What Helps Protect the Tendon

The most studied preventive approach involves loading the tendon through specific exercises, particularly eccentric movements where the calf muscle lengthens under tension (like slowly lowering your heel off the edge of a step). The original protocol, developed by a Swedish orthopedic surgeon, reported 100% return to sport, though subsequent studies have found more realistic numbers closer to 60%. The working theory is that controlled eccentric loading stimulates the tendon to adapt structurally, increasing its stiffness and load tolerance in a way that offsets the gradual degeneration from aging and metabolic factors.

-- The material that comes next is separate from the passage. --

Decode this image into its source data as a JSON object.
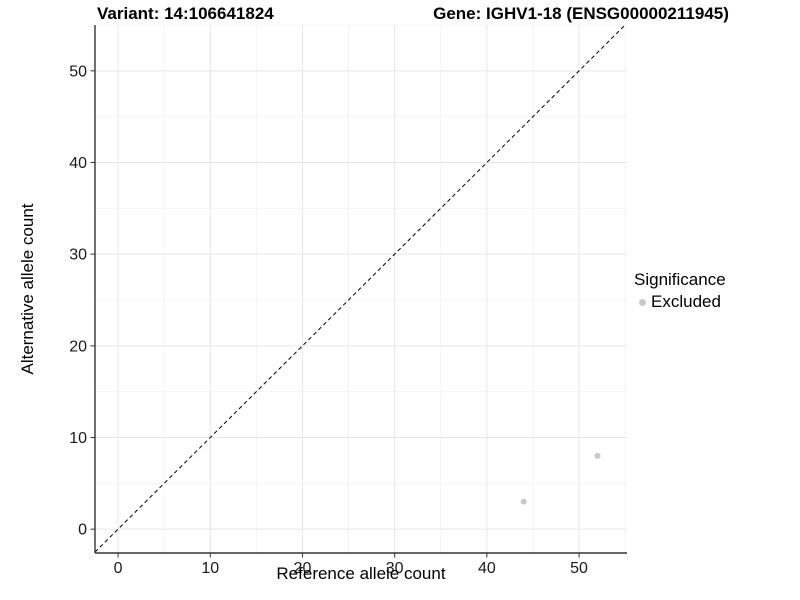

The exact mechanism is still debated, but changes in how the nervous system controls the calf muscle and tendon unit appear to be the most promising explanation. Increased stiffness in the muscle-tendon complex, greater calf strength, and shifts in how force is distributed along the tendon all seem to contribute. For anyone who plays recreational sports, runs, or has risk factors like metabolic syndrome or a history of fluoroquinolone use, regular calf-loading exercises represent one of the few proactive tools available to protect a tendon that, by design, operates with very little margin for error.